A data science technique that has been very good in identifying which bacteria is associated with symptoms is described below.
How many bacteria do we see when we have a bacteria
Not having a specific bacteria is normal. Instead of including these in our analysis, we include only sample with some of a bacteria. Once we have all of the samples with a specific bacteria, we look at the data for it.
Let us look at: Streptococcus gordonii (10.86% of Samples) species as a starting point. We can chart each observation and see the curve shown below:
We now divide this into 4 equal size quarters (called quartiles) and find the lower and upper bounds:
- quartiles 1: 4 – 41
- quartiles 2: 21 – 95
- quartiles 3: 98 – 207
- quartiles 4: 269 – 15774
Note that the number of the people in each range are the same. The size of the ranges are very different. We are not dealing with bell-curve like data.
Applying this to symptoms
We now look at some symptom, for example: Post-exertional malaise: Physically tired after minimum exercise. And we get a table of how many falls into each quartile for people reporting this symptom.
If there is no relationship, we expect the percentage in each quartile to be like that of everyone taken together as a group.
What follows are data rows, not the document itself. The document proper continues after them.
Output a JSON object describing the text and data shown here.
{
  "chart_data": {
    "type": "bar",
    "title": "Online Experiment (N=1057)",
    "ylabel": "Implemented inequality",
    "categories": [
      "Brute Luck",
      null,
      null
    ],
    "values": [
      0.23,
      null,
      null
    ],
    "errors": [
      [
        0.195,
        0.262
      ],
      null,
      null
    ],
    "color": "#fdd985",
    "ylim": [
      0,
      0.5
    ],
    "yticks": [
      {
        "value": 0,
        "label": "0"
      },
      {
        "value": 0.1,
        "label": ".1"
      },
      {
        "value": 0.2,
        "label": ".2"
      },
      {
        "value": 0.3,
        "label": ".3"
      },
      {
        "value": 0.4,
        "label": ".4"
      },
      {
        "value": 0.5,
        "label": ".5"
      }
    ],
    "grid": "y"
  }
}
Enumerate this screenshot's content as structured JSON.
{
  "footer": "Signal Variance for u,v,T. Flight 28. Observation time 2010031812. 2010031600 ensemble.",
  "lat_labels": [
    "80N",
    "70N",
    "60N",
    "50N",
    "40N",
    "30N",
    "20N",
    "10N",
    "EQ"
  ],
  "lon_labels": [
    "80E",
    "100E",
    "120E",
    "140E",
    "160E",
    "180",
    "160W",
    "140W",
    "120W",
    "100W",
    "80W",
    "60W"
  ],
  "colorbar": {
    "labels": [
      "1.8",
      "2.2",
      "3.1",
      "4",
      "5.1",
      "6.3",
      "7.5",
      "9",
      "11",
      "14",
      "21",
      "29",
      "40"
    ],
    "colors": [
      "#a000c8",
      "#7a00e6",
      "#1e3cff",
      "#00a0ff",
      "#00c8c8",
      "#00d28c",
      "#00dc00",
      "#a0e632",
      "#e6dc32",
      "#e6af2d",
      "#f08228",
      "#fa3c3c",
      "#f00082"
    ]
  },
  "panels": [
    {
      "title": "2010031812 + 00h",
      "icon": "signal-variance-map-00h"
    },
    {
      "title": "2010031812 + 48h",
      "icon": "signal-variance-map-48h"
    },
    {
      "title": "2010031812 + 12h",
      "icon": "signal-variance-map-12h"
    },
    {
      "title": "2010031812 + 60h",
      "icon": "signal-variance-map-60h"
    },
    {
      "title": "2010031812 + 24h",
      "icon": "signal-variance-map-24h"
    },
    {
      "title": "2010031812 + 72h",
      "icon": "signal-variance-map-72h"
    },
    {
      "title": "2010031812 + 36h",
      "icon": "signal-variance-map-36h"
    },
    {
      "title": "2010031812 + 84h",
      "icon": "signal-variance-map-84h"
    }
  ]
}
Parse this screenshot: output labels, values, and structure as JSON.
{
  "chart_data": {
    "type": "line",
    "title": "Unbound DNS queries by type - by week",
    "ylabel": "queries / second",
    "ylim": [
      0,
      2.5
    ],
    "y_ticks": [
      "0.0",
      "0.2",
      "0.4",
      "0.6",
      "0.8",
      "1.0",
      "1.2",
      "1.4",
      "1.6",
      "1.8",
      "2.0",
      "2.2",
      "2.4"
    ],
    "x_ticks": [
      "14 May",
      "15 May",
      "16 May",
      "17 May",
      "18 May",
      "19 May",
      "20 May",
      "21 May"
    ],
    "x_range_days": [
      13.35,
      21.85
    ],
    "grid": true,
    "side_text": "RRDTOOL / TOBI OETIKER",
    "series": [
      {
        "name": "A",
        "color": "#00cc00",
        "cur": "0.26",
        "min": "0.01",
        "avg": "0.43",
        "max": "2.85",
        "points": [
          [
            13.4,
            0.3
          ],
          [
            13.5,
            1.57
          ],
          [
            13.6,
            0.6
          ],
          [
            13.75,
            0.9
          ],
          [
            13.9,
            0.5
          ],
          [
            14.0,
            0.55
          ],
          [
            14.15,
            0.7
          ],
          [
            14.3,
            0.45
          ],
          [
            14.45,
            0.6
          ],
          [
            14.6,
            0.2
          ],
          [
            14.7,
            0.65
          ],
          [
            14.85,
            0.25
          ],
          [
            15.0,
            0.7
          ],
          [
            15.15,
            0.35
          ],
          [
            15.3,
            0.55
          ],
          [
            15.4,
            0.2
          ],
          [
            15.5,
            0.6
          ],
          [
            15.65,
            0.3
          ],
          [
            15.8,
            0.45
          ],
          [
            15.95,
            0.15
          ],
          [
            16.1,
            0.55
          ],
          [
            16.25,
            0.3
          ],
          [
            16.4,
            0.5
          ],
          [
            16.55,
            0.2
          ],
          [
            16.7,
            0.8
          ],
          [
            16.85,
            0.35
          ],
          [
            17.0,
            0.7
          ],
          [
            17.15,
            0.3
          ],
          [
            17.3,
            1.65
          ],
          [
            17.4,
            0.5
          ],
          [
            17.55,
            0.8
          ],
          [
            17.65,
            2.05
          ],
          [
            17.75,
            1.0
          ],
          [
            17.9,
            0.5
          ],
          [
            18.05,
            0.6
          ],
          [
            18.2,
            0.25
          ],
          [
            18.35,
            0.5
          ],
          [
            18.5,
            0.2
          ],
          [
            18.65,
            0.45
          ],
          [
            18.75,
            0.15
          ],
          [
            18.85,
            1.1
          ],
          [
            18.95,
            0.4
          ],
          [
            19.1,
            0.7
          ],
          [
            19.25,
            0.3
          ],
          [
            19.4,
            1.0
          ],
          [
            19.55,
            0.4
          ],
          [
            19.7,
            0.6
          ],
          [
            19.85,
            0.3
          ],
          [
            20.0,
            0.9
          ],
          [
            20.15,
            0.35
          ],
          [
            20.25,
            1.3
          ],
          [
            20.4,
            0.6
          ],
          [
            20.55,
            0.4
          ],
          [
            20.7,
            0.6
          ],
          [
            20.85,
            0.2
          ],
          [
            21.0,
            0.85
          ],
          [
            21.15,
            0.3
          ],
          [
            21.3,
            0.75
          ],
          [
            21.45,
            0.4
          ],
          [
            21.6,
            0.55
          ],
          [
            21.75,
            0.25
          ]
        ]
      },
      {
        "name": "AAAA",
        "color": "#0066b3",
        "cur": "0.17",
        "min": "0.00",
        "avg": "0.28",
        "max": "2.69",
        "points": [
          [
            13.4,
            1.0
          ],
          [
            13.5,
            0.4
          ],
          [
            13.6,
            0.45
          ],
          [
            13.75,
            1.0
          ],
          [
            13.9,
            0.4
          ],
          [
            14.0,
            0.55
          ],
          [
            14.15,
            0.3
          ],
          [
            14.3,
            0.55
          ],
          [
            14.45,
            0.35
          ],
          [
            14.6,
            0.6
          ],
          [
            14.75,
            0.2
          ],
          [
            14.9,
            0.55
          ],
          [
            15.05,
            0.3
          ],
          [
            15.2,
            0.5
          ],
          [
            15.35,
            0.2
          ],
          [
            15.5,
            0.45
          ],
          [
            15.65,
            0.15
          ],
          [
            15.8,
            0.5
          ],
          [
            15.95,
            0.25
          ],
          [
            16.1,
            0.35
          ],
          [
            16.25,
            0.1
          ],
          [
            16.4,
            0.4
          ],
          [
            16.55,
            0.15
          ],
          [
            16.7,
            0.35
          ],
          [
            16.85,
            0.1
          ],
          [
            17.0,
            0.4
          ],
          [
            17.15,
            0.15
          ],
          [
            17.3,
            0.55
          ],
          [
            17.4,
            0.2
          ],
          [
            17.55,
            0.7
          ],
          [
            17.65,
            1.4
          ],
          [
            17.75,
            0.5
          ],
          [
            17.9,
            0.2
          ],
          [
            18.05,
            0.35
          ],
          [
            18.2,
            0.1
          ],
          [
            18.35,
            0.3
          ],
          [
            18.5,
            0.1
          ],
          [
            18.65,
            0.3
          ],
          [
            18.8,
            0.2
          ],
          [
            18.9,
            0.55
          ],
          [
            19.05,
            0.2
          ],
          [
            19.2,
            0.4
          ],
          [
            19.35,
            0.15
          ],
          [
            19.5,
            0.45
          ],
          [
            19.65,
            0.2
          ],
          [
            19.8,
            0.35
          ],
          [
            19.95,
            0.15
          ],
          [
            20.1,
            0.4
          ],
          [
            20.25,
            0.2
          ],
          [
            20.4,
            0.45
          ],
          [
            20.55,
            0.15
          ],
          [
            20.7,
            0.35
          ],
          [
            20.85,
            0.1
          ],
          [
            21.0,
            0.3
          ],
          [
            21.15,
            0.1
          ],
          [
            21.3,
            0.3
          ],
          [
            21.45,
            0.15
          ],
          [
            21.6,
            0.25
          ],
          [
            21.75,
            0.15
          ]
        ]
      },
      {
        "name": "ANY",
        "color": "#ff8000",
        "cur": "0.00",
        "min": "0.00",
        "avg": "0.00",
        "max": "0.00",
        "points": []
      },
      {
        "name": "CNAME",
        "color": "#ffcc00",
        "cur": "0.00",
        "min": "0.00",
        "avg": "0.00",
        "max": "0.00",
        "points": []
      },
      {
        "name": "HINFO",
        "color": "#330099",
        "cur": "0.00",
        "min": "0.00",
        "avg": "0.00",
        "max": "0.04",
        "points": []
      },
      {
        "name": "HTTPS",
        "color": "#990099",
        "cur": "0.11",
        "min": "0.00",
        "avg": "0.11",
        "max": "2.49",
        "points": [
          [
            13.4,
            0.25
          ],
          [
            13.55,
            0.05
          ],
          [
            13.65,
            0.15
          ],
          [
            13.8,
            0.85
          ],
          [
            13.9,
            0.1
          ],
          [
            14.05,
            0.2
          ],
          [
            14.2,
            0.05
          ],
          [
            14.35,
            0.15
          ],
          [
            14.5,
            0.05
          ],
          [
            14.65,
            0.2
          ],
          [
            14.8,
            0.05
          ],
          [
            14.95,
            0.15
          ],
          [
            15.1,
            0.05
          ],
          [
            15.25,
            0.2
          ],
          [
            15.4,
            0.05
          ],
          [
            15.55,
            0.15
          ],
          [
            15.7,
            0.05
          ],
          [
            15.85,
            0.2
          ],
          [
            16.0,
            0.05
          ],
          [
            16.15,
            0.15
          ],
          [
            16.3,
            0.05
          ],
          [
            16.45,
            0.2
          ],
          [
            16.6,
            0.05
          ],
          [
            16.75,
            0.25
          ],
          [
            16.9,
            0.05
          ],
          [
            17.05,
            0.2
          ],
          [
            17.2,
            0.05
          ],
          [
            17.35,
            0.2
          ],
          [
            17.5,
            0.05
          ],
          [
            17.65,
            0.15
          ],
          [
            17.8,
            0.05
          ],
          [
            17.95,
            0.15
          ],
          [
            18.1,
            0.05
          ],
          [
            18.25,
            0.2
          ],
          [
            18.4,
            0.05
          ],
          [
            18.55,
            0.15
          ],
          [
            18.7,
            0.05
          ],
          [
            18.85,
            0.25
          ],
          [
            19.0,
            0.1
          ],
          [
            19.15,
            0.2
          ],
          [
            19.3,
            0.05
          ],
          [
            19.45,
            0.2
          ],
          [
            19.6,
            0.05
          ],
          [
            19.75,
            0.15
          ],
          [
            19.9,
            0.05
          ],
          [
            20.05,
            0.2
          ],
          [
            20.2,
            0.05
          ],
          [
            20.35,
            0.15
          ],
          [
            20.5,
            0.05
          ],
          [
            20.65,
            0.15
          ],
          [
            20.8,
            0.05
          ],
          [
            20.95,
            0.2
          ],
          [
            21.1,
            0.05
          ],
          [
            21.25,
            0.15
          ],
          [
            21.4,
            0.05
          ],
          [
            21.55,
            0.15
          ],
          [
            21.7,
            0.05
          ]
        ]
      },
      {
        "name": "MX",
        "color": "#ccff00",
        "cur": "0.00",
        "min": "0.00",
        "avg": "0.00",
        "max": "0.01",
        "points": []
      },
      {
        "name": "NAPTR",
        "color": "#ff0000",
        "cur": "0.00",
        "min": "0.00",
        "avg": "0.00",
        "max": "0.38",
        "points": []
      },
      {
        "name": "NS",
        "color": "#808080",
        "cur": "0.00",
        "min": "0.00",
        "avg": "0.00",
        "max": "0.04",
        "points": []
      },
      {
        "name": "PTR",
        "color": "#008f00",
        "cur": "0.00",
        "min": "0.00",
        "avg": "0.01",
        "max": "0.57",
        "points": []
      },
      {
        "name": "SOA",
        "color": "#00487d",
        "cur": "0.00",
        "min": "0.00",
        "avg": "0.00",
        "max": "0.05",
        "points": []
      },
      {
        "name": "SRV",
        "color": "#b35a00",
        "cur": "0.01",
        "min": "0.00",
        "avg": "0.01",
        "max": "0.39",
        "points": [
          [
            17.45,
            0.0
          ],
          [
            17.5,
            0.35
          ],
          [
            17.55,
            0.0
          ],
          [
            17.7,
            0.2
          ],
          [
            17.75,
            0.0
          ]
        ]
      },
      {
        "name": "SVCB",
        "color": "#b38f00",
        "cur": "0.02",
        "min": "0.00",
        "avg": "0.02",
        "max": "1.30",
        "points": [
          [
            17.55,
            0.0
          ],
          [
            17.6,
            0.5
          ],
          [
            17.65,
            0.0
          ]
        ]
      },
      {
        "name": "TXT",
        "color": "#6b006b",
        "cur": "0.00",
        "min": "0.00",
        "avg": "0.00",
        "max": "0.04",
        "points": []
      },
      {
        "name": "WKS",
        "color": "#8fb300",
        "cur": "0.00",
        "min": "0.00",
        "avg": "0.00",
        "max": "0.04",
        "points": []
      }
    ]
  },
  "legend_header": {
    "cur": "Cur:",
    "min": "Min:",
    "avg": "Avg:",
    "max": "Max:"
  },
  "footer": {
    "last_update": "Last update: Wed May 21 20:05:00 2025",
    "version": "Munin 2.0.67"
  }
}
Imagine flipping a 4 sided dice – we toss it hundreds of time and record how often each side appears. If the counts are radically different, and we have enough tosses, then we suspect that the dice is bias, or in this case the bacteria is associated with the condition.
For Oscillospira, I peeked below the page and see:
- quartiles 1: 1-200
- quartiles 2: 201-492
- quartiles 3: 493 – 1240
- quartiles 4: above 1240
with a chart shown below for the entire population. The average is 1311.
In both of these examples, we see a very shifted (skewed) distribution of the numbers that makes comparing averages unlikely to find relationships.
Bottom Line
Using symptoms with microbiome results has found thousands of relationships when the quartile approach is used.